Le 28 juin dernier était inaugurée la MÉCA, acronyme de Maison de l’économie créative et de la culture de la région Nouvelle-Aquitaine. Un chantier mené tambour battant en trente mois pour un projet phare de la métropole qui aura coûté 60 millions d’euros. Tout le monde avait fait le déplacement, y compris les parents de Bjarke Ingels (BIG), starchitecte aux manettes de cette nouvelle icône bordelaise. Le quadra danois, qu’on ne présente plus, a découvert Bordeaux en 2010, lors de l’exposition « Yes Is More », que le centre d’architecture Arc en rêve lui consacrait.

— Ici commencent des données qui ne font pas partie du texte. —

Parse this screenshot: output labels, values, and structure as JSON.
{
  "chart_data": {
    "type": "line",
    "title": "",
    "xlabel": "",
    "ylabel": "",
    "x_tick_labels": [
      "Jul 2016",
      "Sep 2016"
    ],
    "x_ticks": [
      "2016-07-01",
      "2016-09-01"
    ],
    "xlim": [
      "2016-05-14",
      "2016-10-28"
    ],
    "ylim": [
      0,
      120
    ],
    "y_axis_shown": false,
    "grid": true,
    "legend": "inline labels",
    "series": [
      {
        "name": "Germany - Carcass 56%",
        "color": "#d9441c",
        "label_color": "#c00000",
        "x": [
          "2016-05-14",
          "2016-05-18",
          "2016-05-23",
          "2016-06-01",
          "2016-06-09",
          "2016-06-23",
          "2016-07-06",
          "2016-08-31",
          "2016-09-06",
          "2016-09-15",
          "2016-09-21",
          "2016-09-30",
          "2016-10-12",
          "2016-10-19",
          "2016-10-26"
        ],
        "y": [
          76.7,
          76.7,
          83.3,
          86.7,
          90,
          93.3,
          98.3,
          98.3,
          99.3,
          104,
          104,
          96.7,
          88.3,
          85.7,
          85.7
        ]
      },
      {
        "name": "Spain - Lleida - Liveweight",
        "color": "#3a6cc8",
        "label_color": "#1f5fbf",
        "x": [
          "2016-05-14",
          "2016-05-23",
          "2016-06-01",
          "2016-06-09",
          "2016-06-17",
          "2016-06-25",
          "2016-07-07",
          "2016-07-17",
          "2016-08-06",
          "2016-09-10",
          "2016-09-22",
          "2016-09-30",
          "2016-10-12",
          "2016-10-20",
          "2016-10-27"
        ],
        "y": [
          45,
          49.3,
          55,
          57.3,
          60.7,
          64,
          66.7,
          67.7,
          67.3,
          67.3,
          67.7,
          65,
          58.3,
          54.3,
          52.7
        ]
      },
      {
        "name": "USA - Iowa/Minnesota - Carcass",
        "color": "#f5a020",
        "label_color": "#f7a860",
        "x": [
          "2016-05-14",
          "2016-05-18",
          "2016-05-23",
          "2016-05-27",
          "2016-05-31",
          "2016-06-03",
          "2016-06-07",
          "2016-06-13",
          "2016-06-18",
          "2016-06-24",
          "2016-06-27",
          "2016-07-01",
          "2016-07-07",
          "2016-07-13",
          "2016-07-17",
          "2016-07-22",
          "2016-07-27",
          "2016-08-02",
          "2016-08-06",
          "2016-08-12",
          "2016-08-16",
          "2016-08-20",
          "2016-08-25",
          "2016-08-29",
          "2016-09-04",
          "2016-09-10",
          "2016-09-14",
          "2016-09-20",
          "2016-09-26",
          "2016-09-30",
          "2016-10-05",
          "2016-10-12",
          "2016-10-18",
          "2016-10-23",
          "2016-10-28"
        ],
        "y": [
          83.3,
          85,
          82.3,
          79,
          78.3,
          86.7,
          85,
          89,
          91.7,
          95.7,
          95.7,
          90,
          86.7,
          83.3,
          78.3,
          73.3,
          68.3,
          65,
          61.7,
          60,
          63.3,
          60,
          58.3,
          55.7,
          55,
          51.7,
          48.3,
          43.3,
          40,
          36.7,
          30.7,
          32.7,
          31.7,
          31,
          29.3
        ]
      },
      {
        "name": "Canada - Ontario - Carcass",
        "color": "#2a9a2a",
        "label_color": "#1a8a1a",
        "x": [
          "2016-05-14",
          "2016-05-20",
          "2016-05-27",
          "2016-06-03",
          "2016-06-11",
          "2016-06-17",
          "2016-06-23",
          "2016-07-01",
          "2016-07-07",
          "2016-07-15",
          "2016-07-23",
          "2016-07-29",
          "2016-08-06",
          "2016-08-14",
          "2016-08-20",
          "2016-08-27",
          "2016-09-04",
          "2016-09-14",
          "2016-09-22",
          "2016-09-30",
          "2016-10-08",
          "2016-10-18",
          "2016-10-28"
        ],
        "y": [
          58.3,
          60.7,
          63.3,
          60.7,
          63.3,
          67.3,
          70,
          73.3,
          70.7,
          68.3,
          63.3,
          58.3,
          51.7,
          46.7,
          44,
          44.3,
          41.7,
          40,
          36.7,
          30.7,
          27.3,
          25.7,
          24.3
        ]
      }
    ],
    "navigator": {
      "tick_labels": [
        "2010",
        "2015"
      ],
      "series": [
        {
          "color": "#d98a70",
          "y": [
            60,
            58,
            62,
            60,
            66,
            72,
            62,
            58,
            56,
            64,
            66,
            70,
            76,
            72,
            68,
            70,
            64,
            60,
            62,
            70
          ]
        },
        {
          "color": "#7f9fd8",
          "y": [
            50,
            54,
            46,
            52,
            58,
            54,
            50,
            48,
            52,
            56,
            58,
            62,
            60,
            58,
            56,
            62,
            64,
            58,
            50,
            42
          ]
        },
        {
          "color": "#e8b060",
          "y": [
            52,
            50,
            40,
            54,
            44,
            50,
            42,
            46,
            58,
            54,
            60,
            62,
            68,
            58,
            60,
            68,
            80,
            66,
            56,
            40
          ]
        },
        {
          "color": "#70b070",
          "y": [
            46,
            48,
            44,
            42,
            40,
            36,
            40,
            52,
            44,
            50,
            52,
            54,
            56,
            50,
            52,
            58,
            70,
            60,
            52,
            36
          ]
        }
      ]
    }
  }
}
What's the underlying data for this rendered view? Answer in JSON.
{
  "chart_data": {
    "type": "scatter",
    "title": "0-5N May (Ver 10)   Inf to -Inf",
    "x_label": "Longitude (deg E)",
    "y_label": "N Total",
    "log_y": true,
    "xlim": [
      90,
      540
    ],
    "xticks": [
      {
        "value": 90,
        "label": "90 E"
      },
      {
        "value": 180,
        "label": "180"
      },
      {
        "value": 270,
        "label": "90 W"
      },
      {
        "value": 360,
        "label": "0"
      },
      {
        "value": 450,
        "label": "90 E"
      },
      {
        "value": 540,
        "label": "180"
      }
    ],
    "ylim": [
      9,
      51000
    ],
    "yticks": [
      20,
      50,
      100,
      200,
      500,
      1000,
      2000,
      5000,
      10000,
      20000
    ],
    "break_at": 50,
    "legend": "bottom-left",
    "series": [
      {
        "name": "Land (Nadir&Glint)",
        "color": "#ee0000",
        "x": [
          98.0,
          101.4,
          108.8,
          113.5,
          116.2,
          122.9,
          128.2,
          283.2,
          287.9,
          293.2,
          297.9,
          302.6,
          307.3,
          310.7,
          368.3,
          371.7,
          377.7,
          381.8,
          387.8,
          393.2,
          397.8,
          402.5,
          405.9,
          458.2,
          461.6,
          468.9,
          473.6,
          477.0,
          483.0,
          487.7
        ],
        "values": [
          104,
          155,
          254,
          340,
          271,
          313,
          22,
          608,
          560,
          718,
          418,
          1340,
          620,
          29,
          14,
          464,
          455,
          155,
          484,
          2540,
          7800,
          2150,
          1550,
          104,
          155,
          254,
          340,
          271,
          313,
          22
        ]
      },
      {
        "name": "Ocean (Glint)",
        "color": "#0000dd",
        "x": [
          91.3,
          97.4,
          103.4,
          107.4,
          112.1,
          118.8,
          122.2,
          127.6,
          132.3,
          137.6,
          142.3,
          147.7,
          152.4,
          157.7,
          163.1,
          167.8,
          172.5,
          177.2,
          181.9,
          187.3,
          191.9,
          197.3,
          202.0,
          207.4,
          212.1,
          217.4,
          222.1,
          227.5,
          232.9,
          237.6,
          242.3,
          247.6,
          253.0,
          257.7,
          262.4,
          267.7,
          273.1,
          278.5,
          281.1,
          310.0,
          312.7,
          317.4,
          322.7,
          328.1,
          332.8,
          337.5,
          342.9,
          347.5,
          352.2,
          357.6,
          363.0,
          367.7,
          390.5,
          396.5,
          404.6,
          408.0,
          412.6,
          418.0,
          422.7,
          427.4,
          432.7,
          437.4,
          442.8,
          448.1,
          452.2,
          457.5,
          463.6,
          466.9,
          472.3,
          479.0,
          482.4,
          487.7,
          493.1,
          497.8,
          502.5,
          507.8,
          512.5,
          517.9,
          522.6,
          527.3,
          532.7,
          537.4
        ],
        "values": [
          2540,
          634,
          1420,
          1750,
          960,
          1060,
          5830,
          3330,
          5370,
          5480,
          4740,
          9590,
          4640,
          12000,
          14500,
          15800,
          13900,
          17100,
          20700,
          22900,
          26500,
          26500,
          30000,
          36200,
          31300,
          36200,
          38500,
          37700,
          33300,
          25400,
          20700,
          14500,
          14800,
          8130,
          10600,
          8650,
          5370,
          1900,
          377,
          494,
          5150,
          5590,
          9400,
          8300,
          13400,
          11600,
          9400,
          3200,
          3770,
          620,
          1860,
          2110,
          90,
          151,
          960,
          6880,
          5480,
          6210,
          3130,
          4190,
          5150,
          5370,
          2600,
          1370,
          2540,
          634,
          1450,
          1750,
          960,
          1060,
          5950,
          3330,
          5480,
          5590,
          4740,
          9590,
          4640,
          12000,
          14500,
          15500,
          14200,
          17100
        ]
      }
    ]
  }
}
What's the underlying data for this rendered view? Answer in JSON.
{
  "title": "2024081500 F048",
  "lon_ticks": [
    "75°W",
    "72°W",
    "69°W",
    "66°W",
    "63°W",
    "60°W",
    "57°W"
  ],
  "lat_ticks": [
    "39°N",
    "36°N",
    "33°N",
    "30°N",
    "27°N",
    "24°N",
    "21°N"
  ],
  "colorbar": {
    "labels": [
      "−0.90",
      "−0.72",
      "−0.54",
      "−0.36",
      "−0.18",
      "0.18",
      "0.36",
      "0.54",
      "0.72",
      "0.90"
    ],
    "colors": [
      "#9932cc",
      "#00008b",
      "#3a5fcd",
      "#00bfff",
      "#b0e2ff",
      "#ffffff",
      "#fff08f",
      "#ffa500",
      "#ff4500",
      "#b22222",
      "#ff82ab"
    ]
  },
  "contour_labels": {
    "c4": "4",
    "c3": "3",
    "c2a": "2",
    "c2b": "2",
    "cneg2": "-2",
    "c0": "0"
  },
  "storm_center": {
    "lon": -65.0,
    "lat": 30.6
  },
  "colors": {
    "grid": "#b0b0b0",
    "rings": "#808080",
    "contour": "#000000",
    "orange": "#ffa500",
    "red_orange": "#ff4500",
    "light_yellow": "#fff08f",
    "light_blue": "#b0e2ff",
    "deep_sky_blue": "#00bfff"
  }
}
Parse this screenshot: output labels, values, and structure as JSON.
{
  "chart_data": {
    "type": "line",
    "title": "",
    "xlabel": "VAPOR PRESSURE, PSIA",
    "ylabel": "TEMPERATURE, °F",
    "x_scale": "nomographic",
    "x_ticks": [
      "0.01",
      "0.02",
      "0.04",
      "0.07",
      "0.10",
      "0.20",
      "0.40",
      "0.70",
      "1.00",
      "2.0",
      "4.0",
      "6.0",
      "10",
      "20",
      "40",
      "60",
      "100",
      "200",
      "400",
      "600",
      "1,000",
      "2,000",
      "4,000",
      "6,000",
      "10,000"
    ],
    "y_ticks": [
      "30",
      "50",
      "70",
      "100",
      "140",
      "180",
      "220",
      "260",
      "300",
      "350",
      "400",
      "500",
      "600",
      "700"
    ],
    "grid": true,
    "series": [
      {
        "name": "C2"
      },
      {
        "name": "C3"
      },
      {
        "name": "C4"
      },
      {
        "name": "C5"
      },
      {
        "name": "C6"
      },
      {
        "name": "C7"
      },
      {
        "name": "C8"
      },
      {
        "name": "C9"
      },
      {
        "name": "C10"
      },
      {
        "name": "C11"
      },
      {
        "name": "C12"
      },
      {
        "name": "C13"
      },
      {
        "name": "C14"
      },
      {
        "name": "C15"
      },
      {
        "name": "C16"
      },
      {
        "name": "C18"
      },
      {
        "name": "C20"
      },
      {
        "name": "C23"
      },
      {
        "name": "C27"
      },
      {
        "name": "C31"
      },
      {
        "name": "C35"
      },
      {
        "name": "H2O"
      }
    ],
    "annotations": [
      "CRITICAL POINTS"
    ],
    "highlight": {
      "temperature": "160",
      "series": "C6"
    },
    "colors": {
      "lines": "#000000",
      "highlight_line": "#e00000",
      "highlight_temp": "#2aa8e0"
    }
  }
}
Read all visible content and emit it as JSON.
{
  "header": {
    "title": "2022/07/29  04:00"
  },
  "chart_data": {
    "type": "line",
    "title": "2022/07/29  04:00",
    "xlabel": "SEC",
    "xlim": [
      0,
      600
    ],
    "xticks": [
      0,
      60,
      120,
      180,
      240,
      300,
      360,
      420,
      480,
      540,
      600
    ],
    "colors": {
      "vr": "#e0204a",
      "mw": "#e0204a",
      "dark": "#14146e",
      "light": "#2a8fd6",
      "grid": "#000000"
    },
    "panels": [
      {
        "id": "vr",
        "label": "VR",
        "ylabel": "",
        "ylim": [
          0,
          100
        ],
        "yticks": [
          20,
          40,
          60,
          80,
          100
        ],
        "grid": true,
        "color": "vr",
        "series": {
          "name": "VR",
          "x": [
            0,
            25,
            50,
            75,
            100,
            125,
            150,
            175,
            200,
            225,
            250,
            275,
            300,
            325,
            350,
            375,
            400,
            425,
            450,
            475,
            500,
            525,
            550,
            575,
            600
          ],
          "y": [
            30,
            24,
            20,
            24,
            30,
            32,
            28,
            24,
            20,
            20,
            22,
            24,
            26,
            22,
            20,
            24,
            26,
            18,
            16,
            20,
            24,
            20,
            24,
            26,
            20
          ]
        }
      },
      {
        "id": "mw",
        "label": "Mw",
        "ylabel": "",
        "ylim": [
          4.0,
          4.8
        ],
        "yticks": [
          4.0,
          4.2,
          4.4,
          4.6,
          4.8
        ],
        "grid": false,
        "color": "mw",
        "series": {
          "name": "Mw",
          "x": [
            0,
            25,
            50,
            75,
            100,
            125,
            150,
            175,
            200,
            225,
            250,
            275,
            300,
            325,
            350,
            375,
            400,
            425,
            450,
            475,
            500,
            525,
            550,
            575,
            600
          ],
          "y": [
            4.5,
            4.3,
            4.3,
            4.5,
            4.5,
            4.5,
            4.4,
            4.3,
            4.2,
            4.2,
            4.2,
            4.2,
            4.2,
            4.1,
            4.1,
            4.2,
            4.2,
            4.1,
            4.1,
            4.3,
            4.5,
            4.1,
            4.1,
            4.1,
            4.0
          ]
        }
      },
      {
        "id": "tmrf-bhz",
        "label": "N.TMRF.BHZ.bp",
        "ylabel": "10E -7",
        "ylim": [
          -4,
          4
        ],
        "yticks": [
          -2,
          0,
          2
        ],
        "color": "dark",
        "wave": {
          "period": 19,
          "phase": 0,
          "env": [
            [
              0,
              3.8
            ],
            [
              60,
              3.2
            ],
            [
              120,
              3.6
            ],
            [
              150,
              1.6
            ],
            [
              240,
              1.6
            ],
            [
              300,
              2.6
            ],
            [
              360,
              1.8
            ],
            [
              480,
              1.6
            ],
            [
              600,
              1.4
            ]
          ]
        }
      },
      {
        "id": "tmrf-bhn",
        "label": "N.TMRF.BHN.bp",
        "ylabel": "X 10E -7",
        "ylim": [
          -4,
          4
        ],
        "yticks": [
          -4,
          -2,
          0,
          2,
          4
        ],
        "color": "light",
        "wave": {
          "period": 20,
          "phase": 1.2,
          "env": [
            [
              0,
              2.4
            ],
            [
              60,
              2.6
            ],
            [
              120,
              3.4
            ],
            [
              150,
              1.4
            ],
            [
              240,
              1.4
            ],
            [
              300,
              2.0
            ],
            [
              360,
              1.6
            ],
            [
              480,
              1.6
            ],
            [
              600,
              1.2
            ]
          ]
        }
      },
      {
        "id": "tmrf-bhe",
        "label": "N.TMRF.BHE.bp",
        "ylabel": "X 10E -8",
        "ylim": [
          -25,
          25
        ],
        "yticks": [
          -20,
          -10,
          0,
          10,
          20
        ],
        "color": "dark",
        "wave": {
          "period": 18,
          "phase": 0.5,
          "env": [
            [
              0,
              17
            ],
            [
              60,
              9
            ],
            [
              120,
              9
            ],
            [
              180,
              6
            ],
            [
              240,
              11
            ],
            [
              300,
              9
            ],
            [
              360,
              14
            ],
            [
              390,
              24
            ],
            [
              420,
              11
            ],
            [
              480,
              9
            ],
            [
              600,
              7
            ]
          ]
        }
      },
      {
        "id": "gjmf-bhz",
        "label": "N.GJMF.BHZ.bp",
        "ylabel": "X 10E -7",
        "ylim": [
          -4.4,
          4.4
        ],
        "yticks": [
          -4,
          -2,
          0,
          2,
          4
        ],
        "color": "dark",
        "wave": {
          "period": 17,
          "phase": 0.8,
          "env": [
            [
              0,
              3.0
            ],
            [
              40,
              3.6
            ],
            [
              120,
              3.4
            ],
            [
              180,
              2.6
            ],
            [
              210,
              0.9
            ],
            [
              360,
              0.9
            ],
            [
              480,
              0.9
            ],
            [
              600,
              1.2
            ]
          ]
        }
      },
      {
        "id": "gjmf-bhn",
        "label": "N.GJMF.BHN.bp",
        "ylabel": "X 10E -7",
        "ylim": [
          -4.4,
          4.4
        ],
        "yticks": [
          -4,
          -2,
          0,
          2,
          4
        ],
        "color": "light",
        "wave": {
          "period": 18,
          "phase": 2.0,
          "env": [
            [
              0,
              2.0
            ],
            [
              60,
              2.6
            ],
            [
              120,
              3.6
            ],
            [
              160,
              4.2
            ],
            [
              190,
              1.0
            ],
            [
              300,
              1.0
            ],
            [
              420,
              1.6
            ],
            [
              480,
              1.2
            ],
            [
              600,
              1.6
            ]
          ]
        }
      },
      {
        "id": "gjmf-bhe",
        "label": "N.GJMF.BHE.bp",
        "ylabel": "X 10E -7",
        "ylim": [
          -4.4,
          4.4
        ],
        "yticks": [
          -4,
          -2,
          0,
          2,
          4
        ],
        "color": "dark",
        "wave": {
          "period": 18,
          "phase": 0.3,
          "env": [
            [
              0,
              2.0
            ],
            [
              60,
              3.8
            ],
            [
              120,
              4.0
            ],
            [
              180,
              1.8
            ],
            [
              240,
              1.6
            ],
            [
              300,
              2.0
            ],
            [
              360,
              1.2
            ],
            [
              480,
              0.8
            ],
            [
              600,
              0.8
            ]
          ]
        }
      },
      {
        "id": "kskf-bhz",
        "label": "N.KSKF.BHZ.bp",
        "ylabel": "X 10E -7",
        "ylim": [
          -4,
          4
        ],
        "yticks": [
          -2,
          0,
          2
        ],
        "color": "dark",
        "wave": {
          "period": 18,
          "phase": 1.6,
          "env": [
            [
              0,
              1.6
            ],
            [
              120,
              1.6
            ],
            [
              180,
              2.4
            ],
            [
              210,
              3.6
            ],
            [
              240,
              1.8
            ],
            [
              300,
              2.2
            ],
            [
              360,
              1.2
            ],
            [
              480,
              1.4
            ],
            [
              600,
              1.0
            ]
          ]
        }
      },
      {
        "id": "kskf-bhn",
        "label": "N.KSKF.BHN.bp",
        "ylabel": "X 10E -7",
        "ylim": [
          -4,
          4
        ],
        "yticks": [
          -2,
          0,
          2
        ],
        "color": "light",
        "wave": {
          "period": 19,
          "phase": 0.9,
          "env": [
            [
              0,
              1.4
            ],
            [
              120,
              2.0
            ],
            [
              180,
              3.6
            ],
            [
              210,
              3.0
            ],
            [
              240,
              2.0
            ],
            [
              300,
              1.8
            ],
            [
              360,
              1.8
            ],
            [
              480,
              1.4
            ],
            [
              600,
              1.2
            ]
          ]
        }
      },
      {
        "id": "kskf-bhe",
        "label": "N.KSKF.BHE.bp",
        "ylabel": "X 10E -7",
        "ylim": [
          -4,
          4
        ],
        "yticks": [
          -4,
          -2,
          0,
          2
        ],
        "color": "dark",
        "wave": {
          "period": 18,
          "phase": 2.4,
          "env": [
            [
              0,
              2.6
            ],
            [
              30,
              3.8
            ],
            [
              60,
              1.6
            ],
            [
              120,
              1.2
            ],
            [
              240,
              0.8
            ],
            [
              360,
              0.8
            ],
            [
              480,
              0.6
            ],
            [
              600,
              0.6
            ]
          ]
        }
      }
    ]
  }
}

Pour le concours attribuant la construction de la MÉCA, organisé en 2011, pas moins de 152 candidatures avaient été déposées, parmi lesquelles celles de Jean Nouvel, Zaha Hadid ou encore Sanaa. Associé pour l’occasion à l’agence parisienne Freaks Architecture, Bjarke Ingels a finalement remporté la mise en avril 2012. En choisissant BIG, la ville en a eu pour son argent. Il est dommage de n’avoir pas saisi l’opportunité du projet pour s’emparer des abattoirs à l’abandon, voisins du site d’implantation de la MÉCA. Mais Bordeaux rêvait de son équipement culturel XXL et d’un nouvel emblème. Quelque peu massive, la silhouette du bâtiment s’affirme désormais fièrement dans le quartier Euratlantique, à quelques minutes de la gare Saint-Jean. Sa dimension urbaine n’en demeure pas moins intéressante. Opérant un trait d’union entre la ville et le fleuve, pensé comme « un totem culturel », l’édifice s’installe dans une position en surplomb qui donne le ton.
Conçue comme une boucle, la MÉCA est un lieu à arpenter, connecté à la cité. Les rampes et les gradins sont ouverts et accessibles à tous, de jour comme de nuit. Elle bénéficie également de deux entrées, multipliant les possibilités. « Dans notre architecture, explique Bjarke Ingels, nous cherchons toujours de nouvelles manières de susciter l’envie de visiter nos constructions – de les traverser dans tous les sens et d’en faire le tour – et nous nous efforçons de procurer davantage de place au plaisir et aux rencontres. En procédant de la sorte, nous réimaginons la façon dont nos bâtiments sont profilés et formés, la manière qu’ont les espaces de s’interconnecter, comment ils peuvent se combiner, comment nous pouvons tirer parti de l’écrin que constitue la ville. Nous le faisons du mieux possible ! »
Monumental de près, visible de loin : le bâtiment remplit parfaitement sa mission. À l’intérieur s’enchaînent les plateaux flexibles qu’aucune cimaise ne vient perturber. Le lieu est résolument modulable, ouvert à l’expérimentation et à l’imagination. Quant à l’enveloppe, elle s’est matérialisée dans la fameuse pierre calcaire de Bordeaux, une référence évidente dans la région utilisée ici sur tous les flancs, qui est venue recouvrir la structure en béton. L’aspect brut est assumé tout comme l’absence de finitions ; les amateurs d’espaces sophistiqués n’y trouveront pas leur compte. Mais la véritable audace de la MÉCA est à chercher ailleurs que dans son architecture, somme toute assez sage.
L’ambition majeure est d’avoir réuni trois programmes culturels distincts sous un même toit. Le bâtiment de 12 600 m2 regroupe en effet deux agences, l’ALCA (livre, cinéma, audiovisuel) et l’OARA (spectacle vivant) ainsi que le FRAC Nouvelle-Aquitaine : autant de possibilités de véhiculer le dynamisme créatif de la région. Car l’idée maîtresse de cet attelage est moins la fusion que le rapprochement. Objectif ? Opérer des synergies au sein d’une ruche artistique commune. Et affirmer enfin Bordeaux comme une destination culturelle à part entière. Comme ses voisines européennes, Bilbao ou Barcelone, que la capitale girondine a toujours regardées avec envie.